Note: my sketch has the ability read in a quick and dirty options file, that allows me to hard code scale, or to give hints... But the main things are:

After calling jpeg.open, you can the call the jpeg.getwidth() and jpeg.gitHeight(), and
use those values to decide if you wish to scale and/or offset the image.

I don't use the library to do the offset.
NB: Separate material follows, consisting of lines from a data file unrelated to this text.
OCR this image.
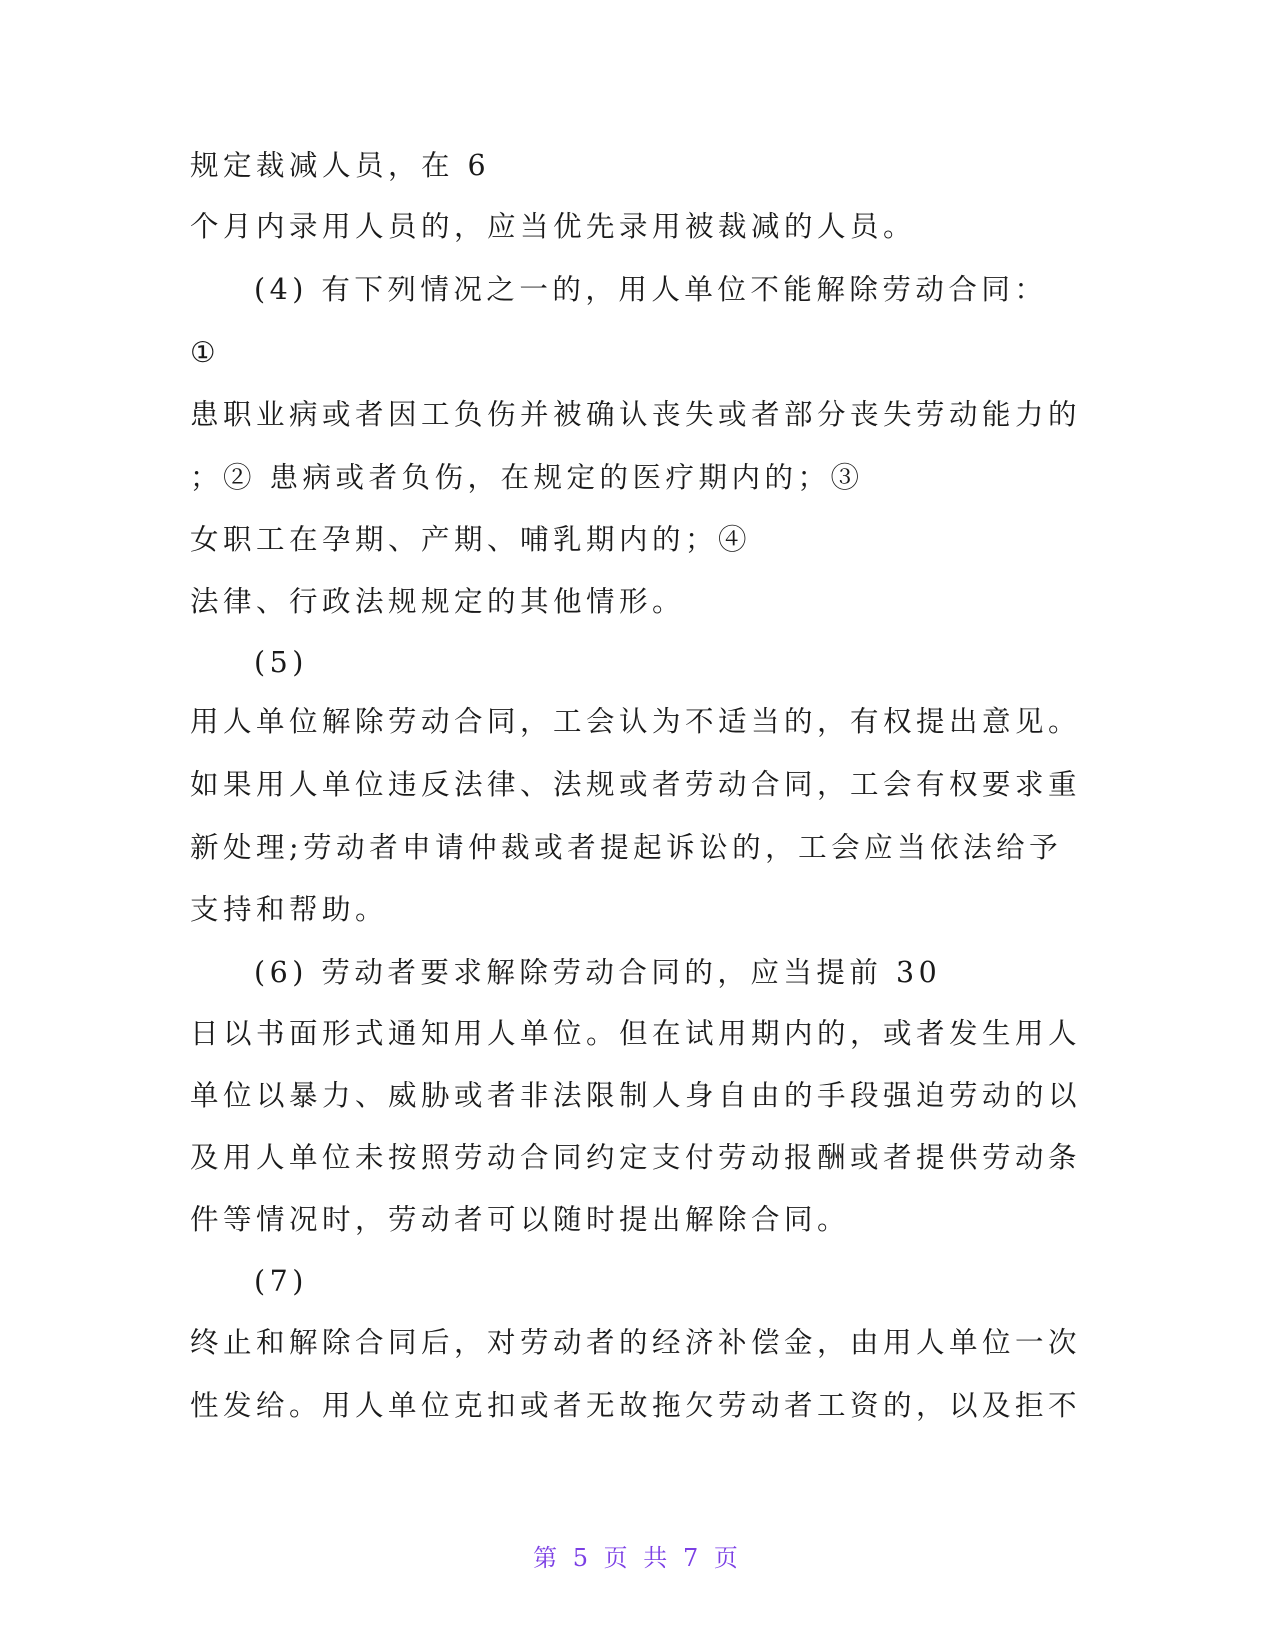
规定裁减人员，在 6
个月内录用人员的，应当优先录用被裁减的人员。
(4) 有下列情况之一的，用人单位不能解除劳动合同：
①
患职业病或者因工负伤并被确认丧失或者部分丧失劳动能力的
；② 患病或者负伤，在规定的医疗期内的；③
女职工在孕期、产期、哺乳期内的；④
法律、行政法规规定的其他情形。
(5)
用人单位解除劳动合同，工会认为不适当的，有权提出意见。
如果用人单位违反法律、法规或者劳动合同，工会有权要求重
新处理;劳动者申请仲裁或者提起诉讼的，工会应当依法给予
支持和帮助。
(6) 劳动者要求解除劳动合同的，应当提前 30
日以书面形式通知用人单位。但在试用期内的，或者发生用人
单位以暴力、威胁或者非法限制人身自由的手段强迫劳动的以
及用人单位未按照劳动合同约定支付劳动报酬或者提供劳动条
件等情况时，劳动者可以随时提出解除合同。
(7)
终止和解除合同后，对劳动者的经济补偿金，由用人单位一次
性发给。用人单位克扣或者无故拖欠劳动者工资的，以及拒不
第 5 页 共 7 页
Instead when the library does a callback for us to draw something, in my case JPEGDraw method, this method calls another
of my internal functions writeClippedRect24, which adds on the offsets, and
then puts the pixels out to the display.

Hope that makes sense.

5

Gaining a new familiarity with this, I get some sense of what you are saying.

What I have in mind is something like printing text on the display...set the cursor, print here. That is why I thought jpeg.decode() would be the ticket.

The function drawjpeg with arguments x and y I think I am wrong in understanding how to use that, as it does not do what wrongly assume it should. See above.